Learnings from Zespri’s connected data-driven strategy

Zespri, the world’s largest marketer of kiwi fruit, relies on integrated data to drive product quality, improve worker productivity and responsiveness, and enhance the customer experience. Headquartered in New Zealand, the company’s digital-first strategy is built on connected ERP fundamentals, along with targeted innovations.

“We’re on the journey of a transformation program to simplify our business processes, standardise our master data, and really drive off that new SAP S/4HANA core capability,” said David Scullin, chief digital officer at Zespri. “We operate in a premium fruit market, making quality incredibly important as we measure every aspect of fruit, and even ripen it through our supply chain.”

One innovation involves robotics that capture kiwi fruit images under their canopies. Data and insights produced from the images helps Zespri predict fruit volumes. Future plans involve combining this data with orchard management, climate, and other internal and external data, which will allow the company to better predict fruit quality for supply chain optimization and improved consumer experience.

“Original business use cases change over time,” said Scullin. “You need that underlying capability to move ahead with change in synch with new use cases. It’s not just about analytics. High quality data is the fuel of automated, productive, responsive processes, from vine to plate.”

How to foster a data-driven culture

To successfully compete in New Zealand’s retail energy market, Mercury became a data-led organization. A suite of advanced analytics power the company’s evolving retail strategy and tactics. Mercury uses this constant feedback loop of data to proactively target at-risk customers, make customers more profitable, and deliver a better experience. By embedding data scientists and analysts within teams, Mercury makes data-driven decision-making an integral part of the entire CX process.

“We wanted to break out of that constant [customer] switching cycle for short-term gain without long-term profitability…to focus on acquiring and more importantly, keeping those higher value customers,” said Julia Jack, chief marketing officer at Mercury. “We needed to understand who those customers were, what they wanted, and the real drivers of long-term customer value…we encourage [our] people to use the data to find the opportunity. It’s not just about justifying an already held belief. You have to ask the right questions and see where the data leads you.”
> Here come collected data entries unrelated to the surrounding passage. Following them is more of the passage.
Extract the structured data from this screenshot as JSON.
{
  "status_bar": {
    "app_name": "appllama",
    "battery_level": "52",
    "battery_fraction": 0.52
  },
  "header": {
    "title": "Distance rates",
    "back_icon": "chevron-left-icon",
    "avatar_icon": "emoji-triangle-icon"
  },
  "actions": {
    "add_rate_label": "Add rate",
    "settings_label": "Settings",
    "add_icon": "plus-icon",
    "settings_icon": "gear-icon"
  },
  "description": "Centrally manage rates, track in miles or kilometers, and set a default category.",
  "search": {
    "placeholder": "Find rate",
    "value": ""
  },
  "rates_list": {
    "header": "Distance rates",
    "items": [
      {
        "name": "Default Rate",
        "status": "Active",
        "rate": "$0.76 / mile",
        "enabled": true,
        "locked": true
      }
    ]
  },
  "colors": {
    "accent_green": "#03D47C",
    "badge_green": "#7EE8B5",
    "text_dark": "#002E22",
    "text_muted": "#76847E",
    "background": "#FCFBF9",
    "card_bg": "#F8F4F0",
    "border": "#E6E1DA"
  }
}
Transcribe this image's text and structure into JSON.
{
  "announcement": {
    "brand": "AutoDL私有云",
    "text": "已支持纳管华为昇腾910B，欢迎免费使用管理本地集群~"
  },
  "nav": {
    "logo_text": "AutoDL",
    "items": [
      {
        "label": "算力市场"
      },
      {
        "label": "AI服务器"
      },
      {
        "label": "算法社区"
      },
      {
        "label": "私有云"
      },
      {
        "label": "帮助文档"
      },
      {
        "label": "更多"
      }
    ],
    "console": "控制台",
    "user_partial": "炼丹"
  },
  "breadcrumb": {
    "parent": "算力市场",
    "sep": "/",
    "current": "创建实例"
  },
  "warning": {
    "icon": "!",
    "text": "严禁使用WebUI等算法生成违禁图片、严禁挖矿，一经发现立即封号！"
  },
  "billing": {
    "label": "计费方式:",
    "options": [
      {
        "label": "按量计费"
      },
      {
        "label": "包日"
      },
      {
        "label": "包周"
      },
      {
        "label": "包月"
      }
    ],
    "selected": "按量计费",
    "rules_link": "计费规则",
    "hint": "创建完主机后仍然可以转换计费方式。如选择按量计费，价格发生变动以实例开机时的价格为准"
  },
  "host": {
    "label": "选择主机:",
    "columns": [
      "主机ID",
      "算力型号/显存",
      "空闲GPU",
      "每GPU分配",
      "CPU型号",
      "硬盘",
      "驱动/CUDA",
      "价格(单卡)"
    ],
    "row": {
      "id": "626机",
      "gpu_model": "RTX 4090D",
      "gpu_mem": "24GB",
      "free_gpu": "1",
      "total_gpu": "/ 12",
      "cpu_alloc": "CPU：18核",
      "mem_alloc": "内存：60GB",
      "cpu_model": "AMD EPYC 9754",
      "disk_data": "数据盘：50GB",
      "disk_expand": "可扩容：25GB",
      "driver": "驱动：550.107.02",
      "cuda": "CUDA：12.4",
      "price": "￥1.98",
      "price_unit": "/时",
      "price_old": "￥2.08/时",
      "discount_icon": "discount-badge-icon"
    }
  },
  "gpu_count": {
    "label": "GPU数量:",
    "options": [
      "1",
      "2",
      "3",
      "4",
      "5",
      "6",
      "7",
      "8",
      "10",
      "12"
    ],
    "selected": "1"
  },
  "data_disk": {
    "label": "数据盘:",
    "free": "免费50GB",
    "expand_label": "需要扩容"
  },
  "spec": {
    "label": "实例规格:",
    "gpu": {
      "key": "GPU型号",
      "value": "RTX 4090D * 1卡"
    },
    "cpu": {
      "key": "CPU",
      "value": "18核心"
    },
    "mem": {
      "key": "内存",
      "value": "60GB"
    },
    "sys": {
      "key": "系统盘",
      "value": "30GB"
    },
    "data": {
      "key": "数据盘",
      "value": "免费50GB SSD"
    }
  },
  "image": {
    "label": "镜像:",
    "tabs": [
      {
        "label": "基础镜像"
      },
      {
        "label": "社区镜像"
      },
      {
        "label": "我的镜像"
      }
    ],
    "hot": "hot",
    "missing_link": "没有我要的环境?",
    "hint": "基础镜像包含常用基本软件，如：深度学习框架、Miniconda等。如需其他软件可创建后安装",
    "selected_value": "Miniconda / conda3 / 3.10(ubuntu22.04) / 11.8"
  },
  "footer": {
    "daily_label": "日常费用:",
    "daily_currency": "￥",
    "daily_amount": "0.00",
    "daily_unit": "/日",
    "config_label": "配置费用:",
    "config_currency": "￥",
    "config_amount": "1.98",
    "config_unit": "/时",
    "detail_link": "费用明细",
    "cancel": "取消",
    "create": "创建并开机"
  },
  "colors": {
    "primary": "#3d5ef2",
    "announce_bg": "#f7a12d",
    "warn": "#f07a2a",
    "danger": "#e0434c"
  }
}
Quality data drives CX and business excellence

As every company has learned during the past year, technology fuels business resiliency. The good news from the same Harvard study was that 66 percent of respondents reported their technology kept workers connected with access to data and tools, and 47 percent said a big impact was the ability to continue improving CX – even during the pandemic. The perfect customer experience will always be aspirational, but technology, applied correctly, can deliver the connected data organizations need for a personalised, meaningful customer experience.